WASHINGTON (Reuters) - A U.S. federal judge on Wednesday upheld an Obama-era rule designed to avoid conflicts of interests when brokers give retirement advice, in a possible setback for President Donald Trump's efforts to scale back government regulation.
The stinging 81-page ruling comes just days after Trump ordered the Labor Department to review the "fiduciary" rule - a move widely interpreted as an effort to delay or kill the regulation.
The decision by Chief Judge Barbara Lynn for the U.S. District Court for the Northern District of Texas is a stunning defeat for the business and financial services industry groups that had sought to overturn it.
And while it is not expected to stop the Labor Department from delaying the rule's April 10 compliance deadline while it conducts the review, some legal experts say it could make it more difficult for the Labor Department to find a way to justify scrapping or significantly altering the rule.
This marks the second time now a federal district court has upheld the fiduciary rule.
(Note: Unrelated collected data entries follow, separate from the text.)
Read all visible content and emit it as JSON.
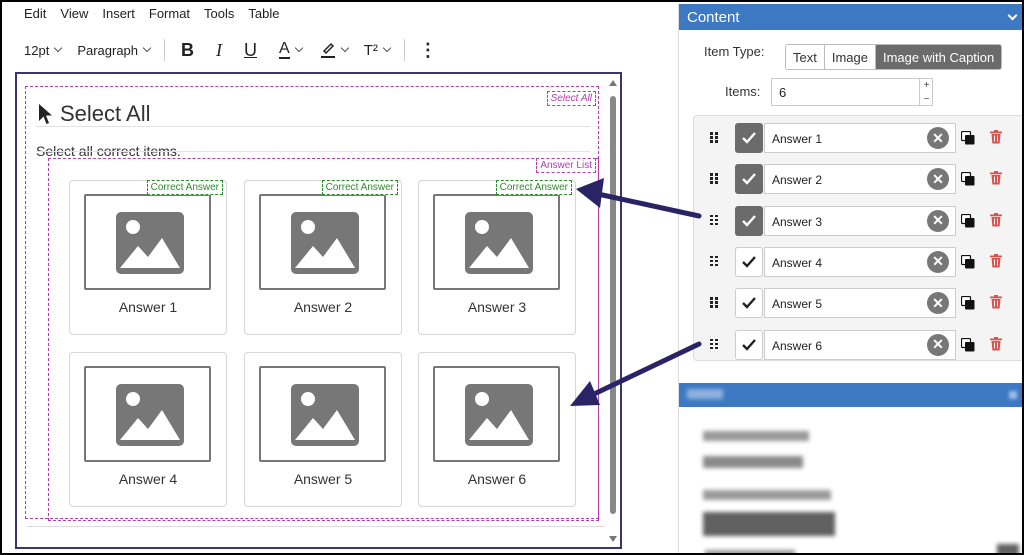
{
  "menu": [
    "Edit",
    "View",
    "Insert",
    "Format",
    "Tools",
    "Table"
  ],
  "toolbar": {
    "font_size": "12pt",
    "block_format": "Paragraph",
    "bold": "B",
    "italic": "I",
    "underline": "U",
    "font_color": "A",
    "superscript": "T²",
    "more": "⋮"
  },
  "editor": {
    "title": "Select All",
    "title_tag": "Select All",
    "prompt": "Select all correct items.",
    "list_tag": "Answer List",
    "correct_tag": "Correct Answer",
    "answers": [
      {
        "caption": "Answer 1",
        "correct": true
      },
      {
        "caption": "Answer 2",
        "correct": true
      },
      {
        "caption": "Answer 3",
        "correct": true
      },
      {
        "caption": "Answer 4",
        "correct": false
      },
      {
        "caption": "Answer 5",
        "correct": false
      },
      {
        "caption": "Answer 6",
        "correct": false
      }
    ]
  },
  "panel": {
    "title": "Content",
    "item_type_label": "Item Type:",
    "item_types": [
      "Text",
      "Image",
      "Image with Caption"
    ],
    "selected_type": "Image with Caption",
    "items_label": "Items:",
    "items_value": "6",
    "spin_up": "+",
    "spin_down": "−",
    "rows": [
      {
        "value": "Answer 1",
        "checked": true
      },
      {
        "value": "Answer 2",
        "checked": true
      },
      {
        "value": "Answer 3",
        "checked": true
      },
      {
        "value": "Answer 4",
        "checked": false
      },
      {
        "value": "Answer 5",
        "checked": false
      },
      {
        "value": "Answer 6",
        "checked": false
      }
    ],
    "clear_glyph": "✕"
  },
  "colors": {
    "accent": "#3d78c3",
    "editor_border": "#3c3470",
    "tag_pink": "#b23cb2",
    "tag_green": "#2e8b2e",
    "arrow": "#2a2466",
    "delete_red": "#d9534f"
  },
  "icons": [
    "pointer-icon",
    "image-placeholder-icon",
    "drag-handle-icon",
    "checkmark-icon",
    "clear-icon",
    "duplicate-icon",
    "trash-icon",
    "chevron-down-icon"
  ]
}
A third court, meanwhile, rejected an effort to stay the rule's implementation.
“Three courts have now carefully considered the full range of industry attacks on the DOL’s best interest fiduciary rule, and they have firmly rejected all of them," said Stephen Hall, the legal director of Better Markets, a non-profit group that supports the rule.
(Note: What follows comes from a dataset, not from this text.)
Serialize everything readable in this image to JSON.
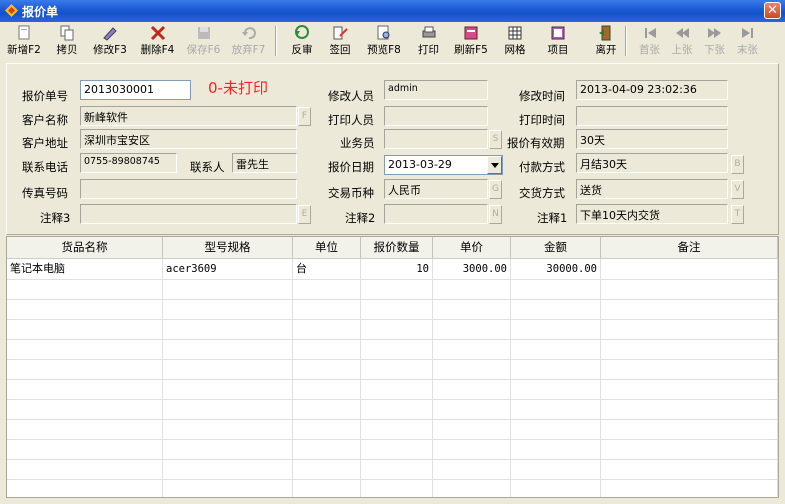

"The decision issued today is definitive and sends a message that ought to put a stake through the heart of industry’s efforts to destroy this common-sense rule."
The Labor Department's "fiduciary" rule requires brokers to put their clients' best interests first when advising them about individual retirement accounts or 401(k) retirement plans.
It is championed by consumer advocates and retirement non-profit groups, but has been staunchly opposed by the financial services sector, which argues it will make retirement advice too costly and harm lower-income retirees in particular.
The long list of groups that sued the Labor Department in the Dallas federal court include the U.S. Chamber of Commerce, the Financial Services Institute, the Financial Services Roundtable, the Insured Retirement Institute and the Securities Industry and Financial Markets Association.
In a joint statement, those groups said they disagreed with the judge's ruling and vowed to "pursue all of our available options to see that this rule is rescinded."
The decision in the Labor Department's favor came just a few hours after the Justice Department had petitioned the court to stay issuing a ruling because of the Feb. 3 White House request to review the rule to determine if it should be revised or scrapped.
Lynn, who was appointed to the bench by former President Bill Clinton, denied that request shortly after her ruling was filed.
"The Department of Labor is continuing to follow the president's memorandum and is exploring options to delay the applicability date," Labor Department spokeswoman Jillian Rogers said in a statement.
Wednesday's ruling represents a setback for Gibson Dunn & Crutcher attorney Eugene Scalia, who represented the business groups and has a strong track record for winning legal challenges to kill off unwanted Wall Street regulations.
The decision addressed a sweeping series of legal arguments that Gibson Dunn's attorneys made against the rule, including claims that the Labor Department had exceeded its legal authority and that it had violated federal rulemaking procedures by failing to conduct an adequate cost-benefit analysis to help justify the regulation.
"The court finds the DOL adequately weighed the monetary and non-monetary costs on the industry of complying with the rules, against the benefits to consumers," Lynn wrote.
"In doing so, the DOL conducted a reasonable cost-benefit analysis."
Lynn also rejected other arguments, including claims that the rule violated free speech rights of brokers and that the rule violated federal laws governing arbitration.
The case could still be appealed to a higher court.
Meanwhile, there are still several other pending legal challenges to the rule.